Easier System Administration
Windows Server 2003 and the Citrix Access Suite have provided the end-to-end management Beverly wanted. Griffin says, “We have the ability to manage many more clients and to make the client experience much more palatable. We have a number of ways to deploy applications for desktops, via either a classic applet, by Web browser, or by agents. We can totally monitor our entire Citrix farm and take actions and have automatic things occur based on CPU overhead, amount of disk use, memory use, all of those idiosyncrasies inside of the technical environment.” In other words, says Griffin, Beverly can now “look from the top down at the entire infrastructure that we deployed and that is servicing our end users.”
Improved Operational Performance
Terminal Services technology combined with Citrix and the new, faster network allows software to run like local applications. The results are greater speed and responsiveness, optimizing the performance of critical healthcare operations. Screen refreshes take seconds rather than minutes, and reports that took hours to run now execute in under an hour.
Healthcare providers immediately noticed improved application performance, which in turn benefited workflow. They observed that Citrix SmoothRoaming™ allowed their desktops and work sessions to follow them from one PC to another. For example, a nurse could enter patient data into a computer, lock her session, quickly log onto a PC on a different floor, and pick up her session exactly where she left off. Improved application performance was evident; less obviously, both data and applications resided securely at corporate headquarters.

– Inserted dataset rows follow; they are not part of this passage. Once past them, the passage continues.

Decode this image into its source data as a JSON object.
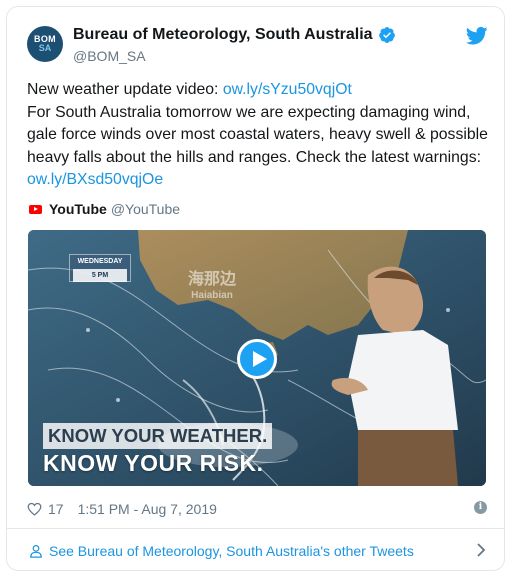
{
  "account": {
    "avatar_line1": "BOM",
    "avatar_line2": "SA",
    "display_name": "Bureau of Meteorology, South Australia",
    "handle": "@BOM_SA",
    "verified": true
  },
  "tweet": {
    "line1_text": "New weather update video: ",
    "line1_link": "ow.ly/sYzu50vqjOt",
    "body_text": "For South Australia tomorrow we are expecting damaging wind, gale force winds over most coastal waters, heavy swell & possible heavy falls about the hills and ranges. Check the latest warnings: ",
    "body_link": "ow.ly/BXsd50vqjOe"
  },
  "embed": {
    "source_name": "YouTube",
    "source_handle": "@YouTube",
    "video": {
      "day_label": "WEDNESDAY",
      "time_label": "5 PM",
      "watermark_top": "海那边",
      "watermark_bottom": "Haiabian",
      "banner_line1": "KNOW YOUR WEATHER.",
      "banner_line2": "KNOW YOUR RISK."
    }
  },
  "footer": {
    "likes": "17",
    "timestamp": "1:51 PM - Aug 7, 2019",
    "info_icon": "i"
  },
  "more_tweets": {
    "label": "See Bureau of Meteorology, South Australia's other Tweets"
  },
  "colors": {
    "link": "#1b95e0",
    "play_button": "#1da1f2",
    "avatar_bg": "#1d4f73",
    "verified": "#1da1f2"
  }
}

Application deployment speed has also improved tremendously. “Applications can be quickly deployed with minimal impact to the users,” says Valcik. In one example, regulatory requirements for an important clinical application that used to take months to install organizationwide now can be upgraded in three days. In another scenario, Beverly recently acquired a physical-therapy division. Using the same remote capabilities, Beverly deployed its standard desktop to the new organization, providing immediate, secure access to corporate resources. As Valcik describes it, “Technology these days is not an inhibitor, it’s an enabler.”
Reduced Help Desk Calls
Password Manager has improved security by safeguarding access, and it also has improved performance by shortening logon time and reducing help desk calls. The month after Password Manager was implemented, call volume had been reduced by 50 percent, continuing at a 20 percent downtrend over a 90-day implementation, says Valcik. “Over that period of time it has made a huge difference in lessening the number of help desk calls on incoming security and password resets.”

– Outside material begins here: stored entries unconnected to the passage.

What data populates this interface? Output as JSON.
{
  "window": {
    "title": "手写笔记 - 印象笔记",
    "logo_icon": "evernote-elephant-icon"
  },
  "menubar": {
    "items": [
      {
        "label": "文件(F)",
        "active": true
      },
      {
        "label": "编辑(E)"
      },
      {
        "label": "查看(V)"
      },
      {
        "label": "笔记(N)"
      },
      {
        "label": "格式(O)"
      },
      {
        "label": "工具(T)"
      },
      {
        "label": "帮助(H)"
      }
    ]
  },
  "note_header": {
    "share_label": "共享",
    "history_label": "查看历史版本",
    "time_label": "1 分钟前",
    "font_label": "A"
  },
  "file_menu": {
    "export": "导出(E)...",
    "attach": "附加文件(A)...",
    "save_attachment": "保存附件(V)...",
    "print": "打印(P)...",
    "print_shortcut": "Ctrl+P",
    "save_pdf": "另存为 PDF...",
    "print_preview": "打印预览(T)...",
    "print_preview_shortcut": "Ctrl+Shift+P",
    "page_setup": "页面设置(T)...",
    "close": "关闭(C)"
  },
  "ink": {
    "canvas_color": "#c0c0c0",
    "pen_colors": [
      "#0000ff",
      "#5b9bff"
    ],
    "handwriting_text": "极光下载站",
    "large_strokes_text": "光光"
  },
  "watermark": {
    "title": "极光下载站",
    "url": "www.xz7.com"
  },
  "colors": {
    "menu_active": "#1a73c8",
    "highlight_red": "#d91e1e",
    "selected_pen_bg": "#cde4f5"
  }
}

Decreased Labor Hours and Transcription Errors
With enhanced application performance and SmoothRoaming functionality, Beverly has successfully reduced annual overtime costs in one facility alone by U.S. $140,000. Staff hired to transcribe handwritten notes were reallocated, and the company noticed a reduction in application-related transcription errors. Michael J. Marchant, Senior Executive Director of Ridge Health Care Center, a former subsidiary of Beverly, says, “This system solved all of our problems. Response time was immediate after Citrix. The number of errors decreased and so did the number of med/transcription errors. We were able to improve morale and thus keep our staff. We have successfully decreased hours of labor by about 90 per pay period.”